Dear Friends of "Dial Daily Bread,"
If you read the story of the arrest of Jesus as told in Mark 14, verses 51 and 52, we hear the story of a "certain young man" whose name is not given. He was following Jesus, but was not one of the Twelve. Since he seemed to be with the disciples, or at least on their side, the temple police tried to arrest him the same time they arrested Jesus. They grabbed him by his clothes, which consisted of a simple linen cloak.
Who this young man was Mark does not tell us, but through the centuries people have understood that he is describing himself. He was afraid, he didn't want to be arrested with Jesus, he didn't want to suffer with Him. (Well, who did? All the Eleven fled also.)
We may say, Yes, we want to be with Jesus; Yes, we want to get as close as possible to Him. But that's just what Peter said, and look how he denied Him.
Well, young Mark was what we might call a coward. Instead of saying, "Gentlemen of the police, if you wish to arrest Jesus Christ, the Messiah, the Son of God, it is an honor for me to be arrested with Him," Mark resisted arrest. He freed himself from the grasp of the temple police and ran as fast as his young legs would carry him. But he left the police holding his clothes. Off he ran, stark naked!
Later, Mark was invited by Barnabas to go on a missionary trip with Paul, the apostle. But when the going got tough, again Mark deserted. Barnabas wanted to forgive him and take him back on the "team," but Paul refused. Enough is enough, Paul said. So they split. Barnabas going one way and Paul another (see Acts 15:36-41).

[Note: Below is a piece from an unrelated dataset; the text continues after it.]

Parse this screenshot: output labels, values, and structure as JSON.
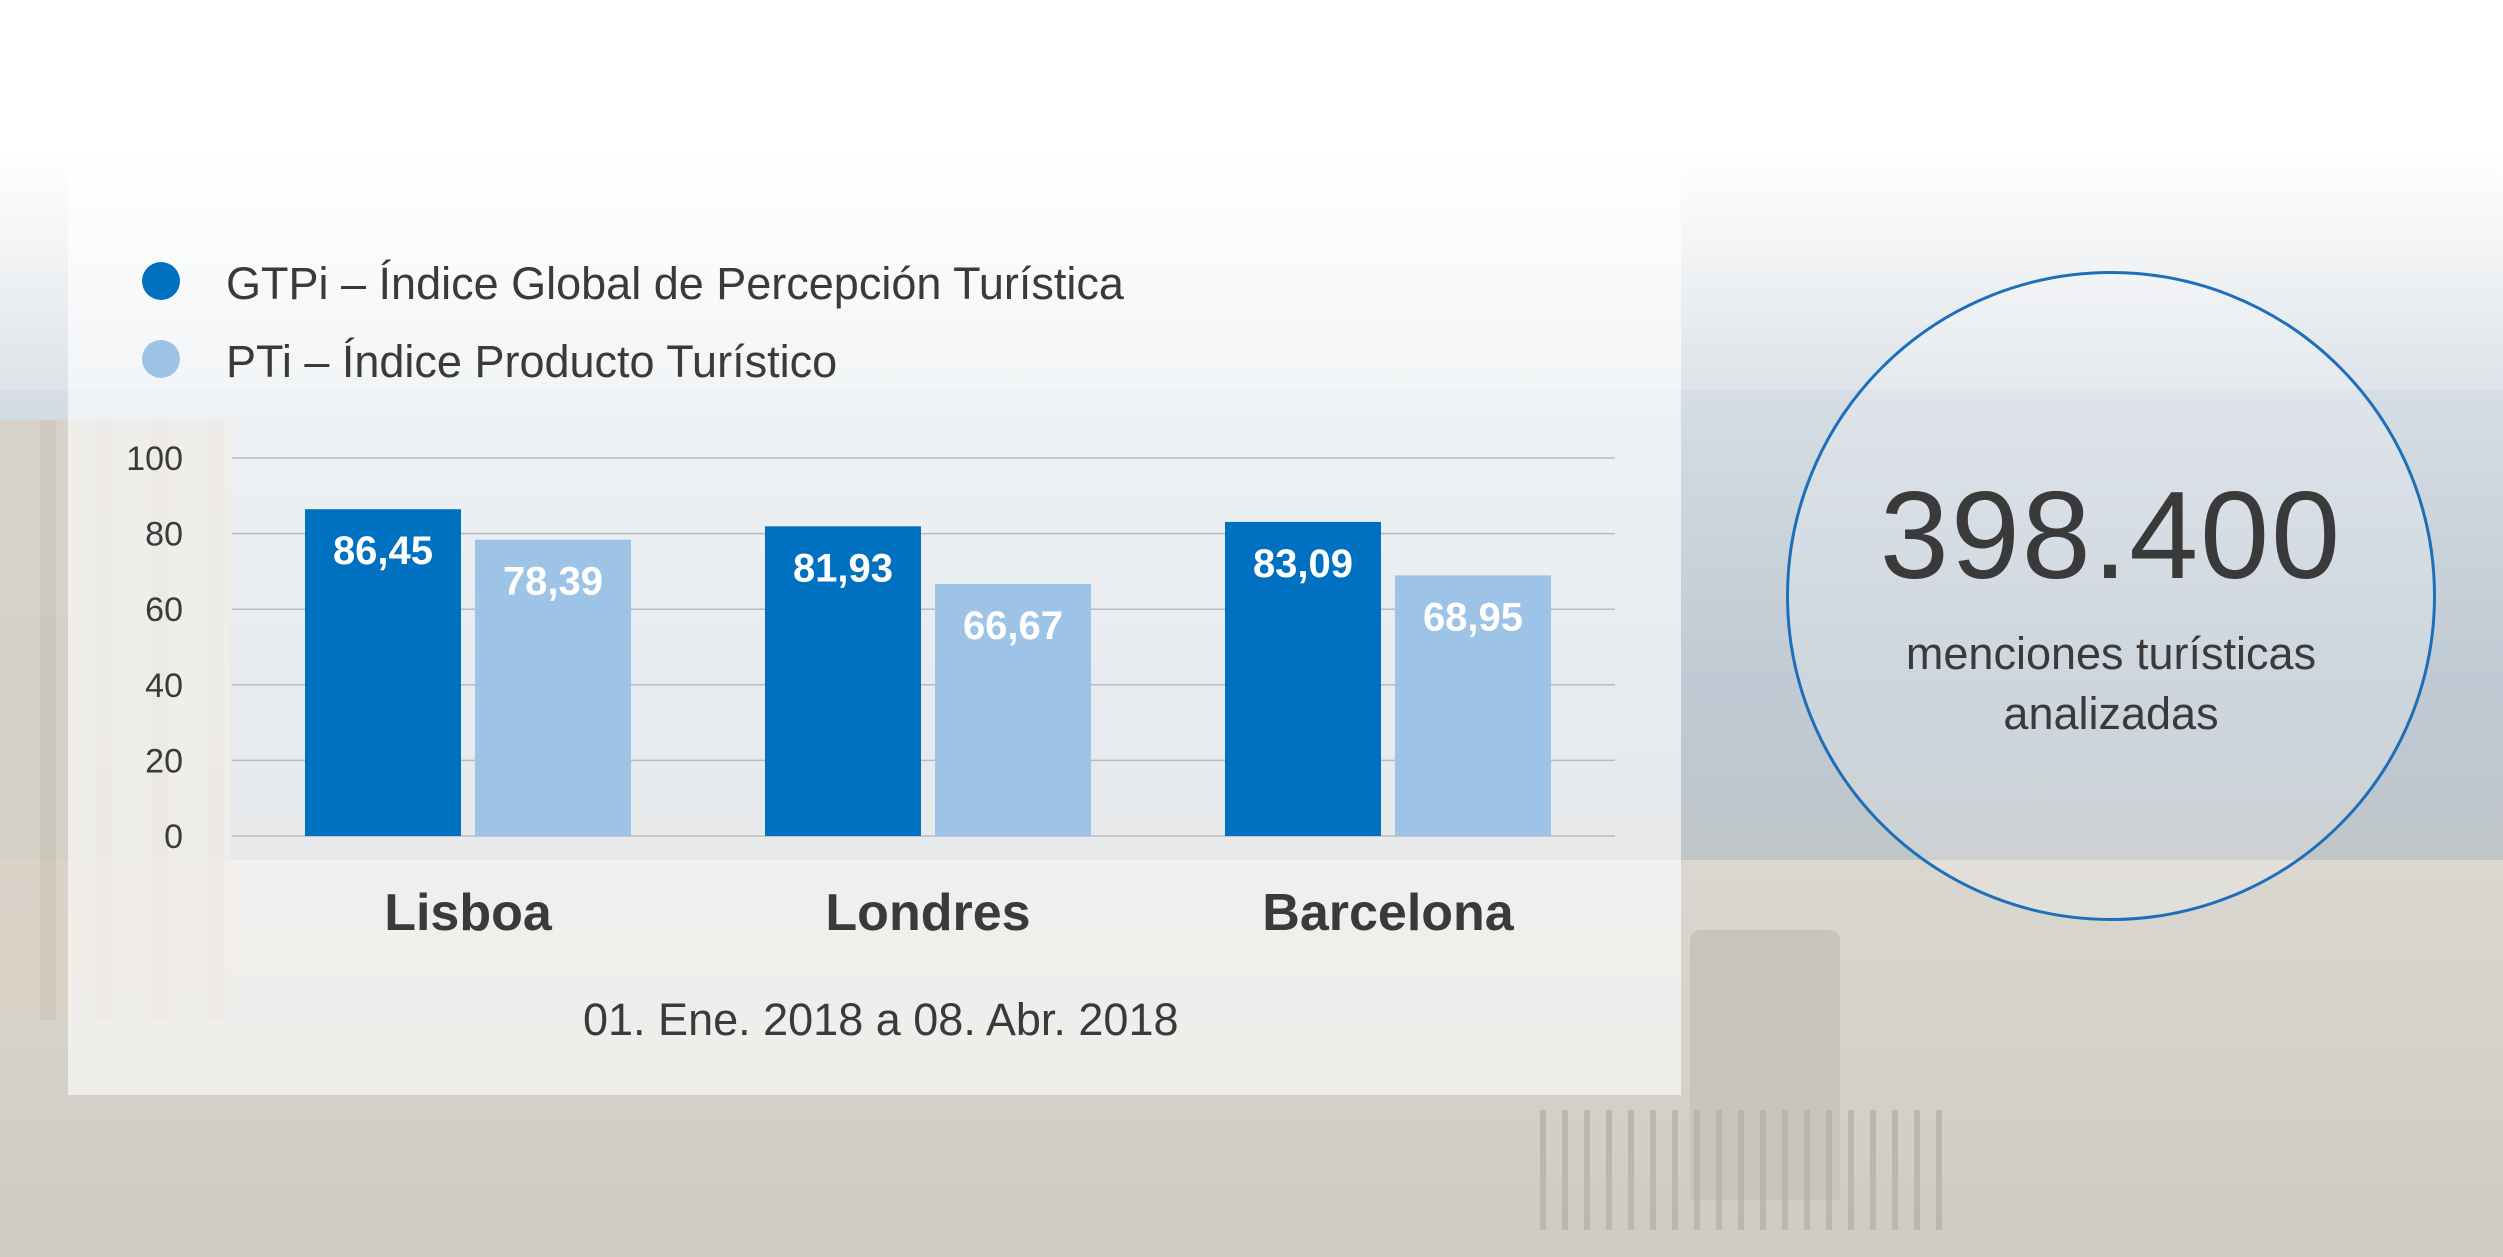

But the good news is that years later, Mark was able to overcome his weakness; he grew strong in the Lord; and in 2 Timothy 4:11 we read that Paul asks Timothy to "get Mark and bring him with you, for he is useful to me for ministry."
And thus we are introduced to one of the celebrated authors of the New Testament. He got his start by being a coward, but he ended up being brave and faithful. A beautiful story of how someone weak became strong. That's good news for all of us.
--Robert J. Wieland
From the "Dial Daily Bread" Archive: 1994 Phone Message.